England captain Katy McLean dedicated the win to the England legends who fell short in recent years. Both captains complimented each other's performances and marked the game as steps as journeys both teams started long ago, with it being England's end.

Maggie Alphonsi, Sophie Hemming and Joanna McGilchrist all retired from international rugby. Katherine Merchant suffered multiple concussions which would lead to her retirement before being able to play another international game.
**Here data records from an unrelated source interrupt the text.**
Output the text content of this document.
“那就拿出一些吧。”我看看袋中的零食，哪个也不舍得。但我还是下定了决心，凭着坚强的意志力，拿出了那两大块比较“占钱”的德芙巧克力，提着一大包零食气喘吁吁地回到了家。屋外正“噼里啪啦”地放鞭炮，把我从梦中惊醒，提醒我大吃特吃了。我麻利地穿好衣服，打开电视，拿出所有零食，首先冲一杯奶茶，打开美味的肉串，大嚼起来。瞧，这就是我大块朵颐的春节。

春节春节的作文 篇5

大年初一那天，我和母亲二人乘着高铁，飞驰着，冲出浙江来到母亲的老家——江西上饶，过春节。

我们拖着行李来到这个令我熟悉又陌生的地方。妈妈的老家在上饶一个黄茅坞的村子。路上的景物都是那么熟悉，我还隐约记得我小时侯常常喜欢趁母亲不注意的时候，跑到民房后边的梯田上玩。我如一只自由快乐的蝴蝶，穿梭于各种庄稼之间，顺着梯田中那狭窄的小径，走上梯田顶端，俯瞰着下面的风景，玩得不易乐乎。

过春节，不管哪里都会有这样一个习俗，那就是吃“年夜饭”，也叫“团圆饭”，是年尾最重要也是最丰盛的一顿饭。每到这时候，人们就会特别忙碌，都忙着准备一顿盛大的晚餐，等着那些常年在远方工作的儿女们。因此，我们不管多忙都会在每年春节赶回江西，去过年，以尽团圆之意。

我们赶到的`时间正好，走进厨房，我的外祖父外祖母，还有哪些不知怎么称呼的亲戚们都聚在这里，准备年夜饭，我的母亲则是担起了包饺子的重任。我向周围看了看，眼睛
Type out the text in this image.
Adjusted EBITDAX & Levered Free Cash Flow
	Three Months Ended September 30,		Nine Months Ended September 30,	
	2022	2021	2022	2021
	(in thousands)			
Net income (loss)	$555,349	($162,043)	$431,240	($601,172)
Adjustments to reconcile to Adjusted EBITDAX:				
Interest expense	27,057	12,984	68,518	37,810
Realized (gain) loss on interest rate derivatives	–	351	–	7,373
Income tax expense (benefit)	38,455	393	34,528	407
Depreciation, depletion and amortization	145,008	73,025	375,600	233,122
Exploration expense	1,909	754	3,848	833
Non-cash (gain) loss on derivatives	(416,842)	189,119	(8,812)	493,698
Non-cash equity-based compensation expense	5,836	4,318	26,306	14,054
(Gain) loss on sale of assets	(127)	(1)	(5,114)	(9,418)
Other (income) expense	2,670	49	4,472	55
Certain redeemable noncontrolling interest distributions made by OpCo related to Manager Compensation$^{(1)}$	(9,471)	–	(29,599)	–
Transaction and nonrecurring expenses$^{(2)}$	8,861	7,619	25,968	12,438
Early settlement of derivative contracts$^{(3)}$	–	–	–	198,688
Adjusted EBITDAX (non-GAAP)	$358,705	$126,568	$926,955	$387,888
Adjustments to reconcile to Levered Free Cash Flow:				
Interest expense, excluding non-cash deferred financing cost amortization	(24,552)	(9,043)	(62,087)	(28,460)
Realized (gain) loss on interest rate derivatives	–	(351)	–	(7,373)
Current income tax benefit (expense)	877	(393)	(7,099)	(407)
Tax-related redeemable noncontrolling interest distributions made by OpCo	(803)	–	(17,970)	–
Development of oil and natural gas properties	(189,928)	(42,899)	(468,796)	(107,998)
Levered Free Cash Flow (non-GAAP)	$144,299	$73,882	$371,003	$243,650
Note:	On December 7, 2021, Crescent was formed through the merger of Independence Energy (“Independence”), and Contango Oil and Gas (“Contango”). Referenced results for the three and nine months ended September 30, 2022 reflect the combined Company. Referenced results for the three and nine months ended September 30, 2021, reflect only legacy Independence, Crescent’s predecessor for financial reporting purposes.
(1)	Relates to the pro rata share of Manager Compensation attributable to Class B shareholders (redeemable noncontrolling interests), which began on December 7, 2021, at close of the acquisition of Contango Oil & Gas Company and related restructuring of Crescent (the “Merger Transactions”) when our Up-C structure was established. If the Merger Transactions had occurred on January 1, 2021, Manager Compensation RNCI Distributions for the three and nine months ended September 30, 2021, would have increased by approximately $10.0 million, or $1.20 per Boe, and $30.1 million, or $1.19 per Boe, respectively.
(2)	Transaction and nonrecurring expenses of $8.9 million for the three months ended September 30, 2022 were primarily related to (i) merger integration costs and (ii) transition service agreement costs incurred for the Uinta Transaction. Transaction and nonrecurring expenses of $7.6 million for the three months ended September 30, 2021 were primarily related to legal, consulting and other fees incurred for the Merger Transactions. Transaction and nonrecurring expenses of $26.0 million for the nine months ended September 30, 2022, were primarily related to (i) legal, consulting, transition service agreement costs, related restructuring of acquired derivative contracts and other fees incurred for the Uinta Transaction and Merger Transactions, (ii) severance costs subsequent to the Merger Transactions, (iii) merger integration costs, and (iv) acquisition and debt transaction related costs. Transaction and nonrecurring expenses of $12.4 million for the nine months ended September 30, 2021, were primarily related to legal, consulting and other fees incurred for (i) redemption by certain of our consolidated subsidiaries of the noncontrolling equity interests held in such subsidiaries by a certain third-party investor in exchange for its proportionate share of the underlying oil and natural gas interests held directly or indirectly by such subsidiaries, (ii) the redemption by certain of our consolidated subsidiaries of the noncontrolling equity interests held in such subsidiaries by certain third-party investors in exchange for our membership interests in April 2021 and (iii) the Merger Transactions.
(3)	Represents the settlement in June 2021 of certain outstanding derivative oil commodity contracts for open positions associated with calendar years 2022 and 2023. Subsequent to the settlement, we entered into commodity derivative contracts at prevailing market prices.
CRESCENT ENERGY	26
Most other England players would take up the sevens game before returning to rugby union after the 2016 Olympics to win their first Six Nations since the winning the World Cup in 2017. England captain Katy McLean and vice-captain Sarah Hunter received MBEs at the 2014 New Years Honours. Gary Street stepped down as head coach, having been in charge since 2006, to coach Aylesford Bulls Ladies to win in the 2015–16 Women's Premiership, and continued when the club evolved into Harlequins Women.